The Senate is set to begin fighting on Wednesday over a defense policy bill that has morphed into a platform for contentious social issues that deeply divide Republicans.
The House has already passed its own version of the measure, which authorizes programs and spending levels for the nation’s defense programs and military campaigns. House and Senate Republicans are quibbling over the appropriate level of war funding, with different plans to try to bust budget caps agreed to in a bipartisan deal last year.
But the bigger battles are being waged over social issues, such as whether to require young women to register for the draft and whether to roll back President Obama’s executive order prohibiting federal contractors from discriminating against LGBT employees. Many conservatives feel strongly on both counts, and are unlikely to relent in an election year.
The fights could delay passage of the Senate defense bill until June. But even then, many of the more contentious issues may not be resolved until the House and Senate meet in conference to hash out their differences.
Senate Armed Services Committee Chairman John McCain (R-Ariz.) charged Minority Leader Harry Reid (D-Nev.) on Tuesday with trying to “stall” the defense bill “for pure partisan reasons,” by insisting the bill clear certain procedural hurdles.

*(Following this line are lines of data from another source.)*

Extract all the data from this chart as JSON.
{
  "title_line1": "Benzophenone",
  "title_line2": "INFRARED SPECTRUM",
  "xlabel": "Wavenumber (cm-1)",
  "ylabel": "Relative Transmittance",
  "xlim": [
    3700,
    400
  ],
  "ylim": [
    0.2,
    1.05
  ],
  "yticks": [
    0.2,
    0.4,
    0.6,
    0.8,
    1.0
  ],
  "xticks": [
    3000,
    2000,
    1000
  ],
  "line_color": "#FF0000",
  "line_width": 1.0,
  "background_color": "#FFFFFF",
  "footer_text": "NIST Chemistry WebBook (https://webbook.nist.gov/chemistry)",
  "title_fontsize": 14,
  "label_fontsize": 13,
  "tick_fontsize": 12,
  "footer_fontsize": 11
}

The bill cleared the first such hurdle on Wednesday morning with full support of senators in a 98-0 vote.
“It’s shameful,” McCain told reporters on Tuesday. “It’s disgraceful.”
Reid retorted on Tuesday by accusing Republicans of trying to jam a 1,664-page bill “decided in secret” and filled with “all kinds of earmarks” down the Senate’s throat without giving leaders a chance to read it.
The spat is just a preview of the political tensions around the defense spending bill, which has inflamed partisan tensions on both sides of the Capitol.
Many Republicans — including Senate Minority Leader Mitch McConnell (R-Ky.) — have tentatively supported requiring women to register for the draft, while others vehemently oppose the idea. And the Senate bill steers clear of a House-led effort to make religious organizations holding federal contracts exempt from portions of civil rights law that would require them not to discriminate against LGBT employees, as required by a recent Obama executive order.
McCain’s bill, drafted over a series of closed-door committee sessions and released to the public on Friday, is far more conciliatory to Democrats than the House bill.
While the House bill seeks to commit an extra $18 billion in war funds to pay for Defense Department programs, McCain’s legislation sticks to last year’s bipartisan budget blueprint, avoiding the need for an emergency supplemental next spring.
But those subjects and more may be raised as debate begins.
Senators are bracing for a conservative attack on the part of the bill requiring young women to register with the Selective Service. The measure split Republicans on the Senate Armed Services Committee and is likely to do the same on the floor.
Sen. Mike Lee (R-Utah) led the challenge against the draft idea in committee and could try to do so again on the floor. Sen. Ted Cruz (R-Texas) has said that he “will continue my efforts to speak out against the effort to force America’s daughters into combat.”
The move to require women to register for the draft had an unlikely origin, when Rep. Duncan Hunter (R-Calif.) — who opposes the Obama administration’s recent decision to open up all combat roles to women — proposed the change in the House Armed Services Committee to start a “discussion.” But to GOP leaders’ surprise, the committee approved his language, prompting them to yank out the provision in a Rules Committee maneuver before it could go to the floor.
Over in the Senate, however, leaders embraced the House’s move when two-thirds of Armed Services panel members supported the idea.
The GOP divide on the issue will make it difficult for senators opposed to women in the draft to reverse the issue in the upper chamber, so the battle may have to be hashed out in conference.
As for money, McCain promised an amendment to add $17 billion to overall defense spending levels. But Tuesday afternoon, he told reporters he was undecided about whether to add that money to the Pentagon’s bottom line, or pump it into the Defense Department’s war fund – a mechanism Republicans have used to help get around budget caps.
Either way, the move is expected to face a challenge from Democrats, who object to raising defense spending without raising spending on domestic programs.
Meanwhile, a bipartisan group of senators led by New York Democrat Kristen Gillibrand and Iowa Republican Chuck Grassley are planning to revive a measure as an amendment to the defense bill to change how sexual assaults in the military are prosecuted. The measure, which would put the decision to pursue charges in the hands of a military prosecutor instead of a military commander, failed to pass on a similar vote last year, but supporters argue that new information could change some minds.
“The Senate held its previous votes under the influence of false and misleading information,” Gillibrand said, charging that Pentagon officials had misled members of Congress in testimony. “Congress must give the members of our military a justice system worth of their service.”